The fact that someone went to jail for
losing the Umno power struggle does not make him a reform idol or the
hope of a nation, and the people have now spoken - twice. Please go
away.
This is something that commentators, political leaders and
analysts need to recognise. An election is not about the past. It is
about the future. It is about having hope for the future.
People
turn up to vote when they are hopeful for the change that can happen.
They come out early and wait in line in the hot sun, clinging on to
hope.
When there is no hope for a sale, there is nothing for them
to drag themselves out. It is that hope that makes them go out every
day to earn a living for their family. It is that hope that has been
lost.
We have to start afresh
I am going to be very blunt in my assessment and what I believe is the only solution for our future for our people.
DAP
is now the largest opposition party. The people still have some hope
for it. If it does not act decisively before the next GE, the people
will too lose that banner of hope. It needs to take leadership in
deciding who it thinks the rest of the opposition constituency wants to
lead them.
PKR is not it. We have to start afresh.

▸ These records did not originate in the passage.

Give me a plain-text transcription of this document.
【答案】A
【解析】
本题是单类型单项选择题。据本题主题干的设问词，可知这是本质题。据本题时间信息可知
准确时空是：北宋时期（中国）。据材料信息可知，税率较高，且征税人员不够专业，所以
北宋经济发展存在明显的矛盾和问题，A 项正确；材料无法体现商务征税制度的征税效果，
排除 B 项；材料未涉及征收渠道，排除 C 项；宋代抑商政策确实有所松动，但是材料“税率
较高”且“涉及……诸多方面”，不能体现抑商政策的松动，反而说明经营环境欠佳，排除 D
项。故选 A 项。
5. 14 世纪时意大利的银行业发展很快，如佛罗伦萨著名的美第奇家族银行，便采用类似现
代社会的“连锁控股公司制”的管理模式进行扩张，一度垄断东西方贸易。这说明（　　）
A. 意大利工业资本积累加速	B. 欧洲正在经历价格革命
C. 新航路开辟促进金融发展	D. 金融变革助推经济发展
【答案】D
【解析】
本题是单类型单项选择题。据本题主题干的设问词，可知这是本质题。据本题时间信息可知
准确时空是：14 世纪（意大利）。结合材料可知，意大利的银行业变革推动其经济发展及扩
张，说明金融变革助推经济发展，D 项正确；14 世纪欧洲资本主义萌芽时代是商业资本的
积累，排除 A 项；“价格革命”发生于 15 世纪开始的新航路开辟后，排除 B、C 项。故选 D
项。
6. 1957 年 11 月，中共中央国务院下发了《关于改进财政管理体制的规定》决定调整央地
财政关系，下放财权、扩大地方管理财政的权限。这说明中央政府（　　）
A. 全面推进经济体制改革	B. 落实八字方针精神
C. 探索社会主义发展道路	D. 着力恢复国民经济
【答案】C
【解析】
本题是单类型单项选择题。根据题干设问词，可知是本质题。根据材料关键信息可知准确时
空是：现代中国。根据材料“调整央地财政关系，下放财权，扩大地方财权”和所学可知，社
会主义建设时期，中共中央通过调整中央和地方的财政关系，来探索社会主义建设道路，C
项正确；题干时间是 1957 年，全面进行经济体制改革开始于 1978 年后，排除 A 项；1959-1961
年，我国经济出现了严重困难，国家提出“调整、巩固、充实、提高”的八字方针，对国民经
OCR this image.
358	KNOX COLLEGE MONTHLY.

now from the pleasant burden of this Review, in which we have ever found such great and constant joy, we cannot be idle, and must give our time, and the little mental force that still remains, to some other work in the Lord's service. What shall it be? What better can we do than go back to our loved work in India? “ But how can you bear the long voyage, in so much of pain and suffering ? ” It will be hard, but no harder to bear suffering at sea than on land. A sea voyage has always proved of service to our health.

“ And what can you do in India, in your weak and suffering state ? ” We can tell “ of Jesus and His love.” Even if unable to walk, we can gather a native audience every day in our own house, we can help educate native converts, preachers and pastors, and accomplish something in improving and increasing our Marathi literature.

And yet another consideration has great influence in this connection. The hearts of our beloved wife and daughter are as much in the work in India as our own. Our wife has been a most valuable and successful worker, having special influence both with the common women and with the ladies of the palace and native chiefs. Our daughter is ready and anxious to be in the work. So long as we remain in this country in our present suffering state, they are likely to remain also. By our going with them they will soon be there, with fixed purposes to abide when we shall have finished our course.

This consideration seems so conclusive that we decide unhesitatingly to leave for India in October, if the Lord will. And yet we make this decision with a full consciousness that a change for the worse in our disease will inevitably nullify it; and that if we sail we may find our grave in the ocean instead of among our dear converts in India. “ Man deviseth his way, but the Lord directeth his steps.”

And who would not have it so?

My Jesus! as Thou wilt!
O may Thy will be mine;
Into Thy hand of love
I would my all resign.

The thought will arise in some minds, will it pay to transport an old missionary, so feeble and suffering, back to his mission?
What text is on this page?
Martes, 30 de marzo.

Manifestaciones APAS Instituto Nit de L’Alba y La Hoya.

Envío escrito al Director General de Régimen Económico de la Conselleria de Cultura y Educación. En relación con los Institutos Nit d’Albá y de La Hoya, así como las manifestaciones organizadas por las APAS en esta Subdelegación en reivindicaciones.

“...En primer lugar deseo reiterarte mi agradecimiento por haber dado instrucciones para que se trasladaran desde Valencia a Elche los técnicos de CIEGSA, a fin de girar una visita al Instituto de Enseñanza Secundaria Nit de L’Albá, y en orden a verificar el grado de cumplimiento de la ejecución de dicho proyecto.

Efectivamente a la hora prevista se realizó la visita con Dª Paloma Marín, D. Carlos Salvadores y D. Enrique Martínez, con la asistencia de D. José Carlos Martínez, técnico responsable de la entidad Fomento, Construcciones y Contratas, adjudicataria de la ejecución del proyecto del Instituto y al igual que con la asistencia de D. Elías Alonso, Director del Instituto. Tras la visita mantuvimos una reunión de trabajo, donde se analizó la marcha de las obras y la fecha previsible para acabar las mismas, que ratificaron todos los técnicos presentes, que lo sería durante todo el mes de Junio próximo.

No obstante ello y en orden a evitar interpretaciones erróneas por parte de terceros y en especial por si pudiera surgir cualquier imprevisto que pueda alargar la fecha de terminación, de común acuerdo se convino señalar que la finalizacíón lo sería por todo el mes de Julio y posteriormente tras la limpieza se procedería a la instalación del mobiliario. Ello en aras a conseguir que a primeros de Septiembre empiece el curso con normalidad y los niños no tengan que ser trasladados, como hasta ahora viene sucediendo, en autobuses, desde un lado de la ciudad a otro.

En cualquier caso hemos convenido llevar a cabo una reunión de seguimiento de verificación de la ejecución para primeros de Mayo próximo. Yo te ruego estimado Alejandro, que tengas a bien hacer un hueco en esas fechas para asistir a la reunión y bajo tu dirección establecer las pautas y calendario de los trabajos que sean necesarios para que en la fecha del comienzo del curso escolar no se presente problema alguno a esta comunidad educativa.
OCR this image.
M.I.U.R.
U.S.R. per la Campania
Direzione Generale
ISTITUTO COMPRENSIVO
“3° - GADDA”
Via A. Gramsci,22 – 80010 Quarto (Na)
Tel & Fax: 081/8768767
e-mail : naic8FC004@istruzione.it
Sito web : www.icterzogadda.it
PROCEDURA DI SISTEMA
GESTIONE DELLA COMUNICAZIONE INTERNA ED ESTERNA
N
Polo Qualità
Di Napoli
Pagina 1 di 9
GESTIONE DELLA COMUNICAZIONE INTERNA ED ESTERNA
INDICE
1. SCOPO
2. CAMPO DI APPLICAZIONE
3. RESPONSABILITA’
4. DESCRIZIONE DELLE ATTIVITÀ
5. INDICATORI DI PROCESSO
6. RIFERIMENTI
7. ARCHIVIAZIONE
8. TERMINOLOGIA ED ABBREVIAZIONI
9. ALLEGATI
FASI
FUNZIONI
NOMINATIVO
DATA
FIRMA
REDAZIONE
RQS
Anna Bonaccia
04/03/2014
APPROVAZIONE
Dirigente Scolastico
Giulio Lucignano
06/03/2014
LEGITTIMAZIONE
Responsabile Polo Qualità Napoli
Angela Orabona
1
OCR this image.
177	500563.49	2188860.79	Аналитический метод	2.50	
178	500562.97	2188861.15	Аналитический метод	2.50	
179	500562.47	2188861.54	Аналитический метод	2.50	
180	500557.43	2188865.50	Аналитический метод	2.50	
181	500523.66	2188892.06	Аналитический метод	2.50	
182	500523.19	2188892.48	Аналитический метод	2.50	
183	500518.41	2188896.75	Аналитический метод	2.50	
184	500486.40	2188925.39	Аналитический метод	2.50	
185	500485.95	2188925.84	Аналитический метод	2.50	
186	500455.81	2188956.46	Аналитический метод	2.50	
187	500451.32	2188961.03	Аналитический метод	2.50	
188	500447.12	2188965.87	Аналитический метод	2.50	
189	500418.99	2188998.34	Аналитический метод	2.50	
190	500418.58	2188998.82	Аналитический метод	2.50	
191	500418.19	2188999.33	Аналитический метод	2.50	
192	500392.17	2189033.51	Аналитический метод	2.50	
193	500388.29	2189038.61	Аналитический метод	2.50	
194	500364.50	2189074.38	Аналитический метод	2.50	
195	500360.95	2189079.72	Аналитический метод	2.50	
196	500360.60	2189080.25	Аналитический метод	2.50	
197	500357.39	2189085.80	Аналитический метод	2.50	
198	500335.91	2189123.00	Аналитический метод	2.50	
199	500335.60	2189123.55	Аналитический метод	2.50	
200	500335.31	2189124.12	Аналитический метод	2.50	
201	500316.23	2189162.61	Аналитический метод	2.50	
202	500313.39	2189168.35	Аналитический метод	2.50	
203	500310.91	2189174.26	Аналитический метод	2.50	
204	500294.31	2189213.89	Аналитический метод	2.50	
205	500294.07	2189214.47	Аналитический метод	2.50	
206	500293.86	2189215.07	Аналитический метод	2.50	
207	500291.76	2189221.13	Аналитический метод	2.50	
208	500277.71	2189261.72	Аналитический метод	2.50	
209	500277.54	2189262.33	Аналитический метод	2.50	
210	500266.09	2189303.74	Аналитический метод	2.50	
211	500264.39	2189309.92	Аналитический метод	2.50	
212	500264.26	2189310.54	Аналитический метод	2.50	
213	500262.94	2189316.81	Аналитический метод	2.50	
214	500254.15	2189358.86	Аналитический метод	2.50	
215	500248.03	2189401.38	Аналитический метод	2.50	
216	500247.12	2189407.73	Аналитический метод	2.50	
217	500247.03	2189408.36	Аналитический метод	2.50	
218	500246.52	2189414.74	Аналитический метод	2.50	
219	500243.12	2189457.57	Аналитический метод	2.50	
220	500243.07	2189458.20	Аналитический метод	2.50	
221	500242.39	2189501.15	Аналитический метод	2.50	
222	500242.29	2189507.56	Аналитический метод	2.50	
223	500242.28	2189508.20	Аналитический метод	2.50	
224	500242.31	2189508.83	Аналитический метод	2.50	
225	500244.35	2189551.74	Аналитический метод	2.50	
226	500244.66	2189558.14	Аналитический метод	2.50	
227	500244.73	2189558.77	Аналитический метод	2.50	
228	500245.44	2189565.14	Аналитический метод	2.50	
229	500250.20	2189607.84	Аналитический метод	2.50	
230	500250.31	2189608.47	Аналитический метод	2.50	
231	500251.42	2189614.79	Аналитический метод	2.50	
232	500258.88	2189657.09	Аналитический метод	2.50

Even if we
do not regain the governance in the next GE, we need to raise up true
leadership for all Malaysians.
The non-Malays, Sabahans and
Sarawakians need to see the sincerity in the leadership that will forge
together a strong coalition that has the courage of its conviction.
What
it sees today is a coalition that depends on a Malay leadership that
even when given power was only interested in jostling to be the prime
minister, instead of focusing and leading the challenge on how to deal
with the ills of our society - the suffocating of religion in education
and governance and the freeing of the economy from crony capitalistic
bureaucracy.
In
fact, this segment of our society sees the Malay opposition bloc led by
PKR to be at best silent when faced with these issues and at worst,
complicit.
They only need to see that, whenever non-Muslim
interests are under attack by extremist elements in Malay society, the
Malay leadership in the opposition are deathly quiet. There is no
leadership to speak of to give them the hope that they and their future
are being cared for.
The Malays that want to support an
alternative do not seem to be able to hold on to real leadership. Today,
many of the old have forgotten and the young never knew of the 2M
administration of Mahathir and Musa Hitam that burst onto the scene in
1981, bringing a progressive hope for a self-confident Malay society and
a multiracial developing Malaysian citizenry.
That
administration showed a different way to progress through science and
technology and international trade and commerce. There was none of the
obsession with religion and the religious industrial complex that has
grown to what it is today.
That only came to being after
Mahathir's obsession with Islamisation in governance went on steroids
after Anwar's admission into Umno to be the bulwark against the PAS
challenge.
By the way, most do not realise that whenever or
wherever I go to give my own talks on the need for separation of
religion and state to Malays, even in rural or semi-rural settings, the
reception has always been positive.
It is the way it is presented
that is important, to show how religion is being used to keep the
Malays down for votes and for wealth by those in power. But, most of
all to even do that, one has to have the courage of leadership to know
that right is might.
What the 2M phenomenon of the early 80s
showed, was that the right leadership is the key to success. We did not
follow that through. Singapore did and we are left behind.
The
Malays are now the bulk of the urban poor and this problem will grow.
The government and society will not have enough to alleviate this
problem very soon in the future. We need real leadership and that will
not come from the old political warlords that we have today.
A new
coalition needs to be built and a new leadership needs to emerge.
Perhaps a new coalition of opposition comprising DAP, Muda, Warisan and
Gerak Independent. Drop the rest.
We need individuals of honour, integrity and capability to move beyond our current deadlock of a viable alternative.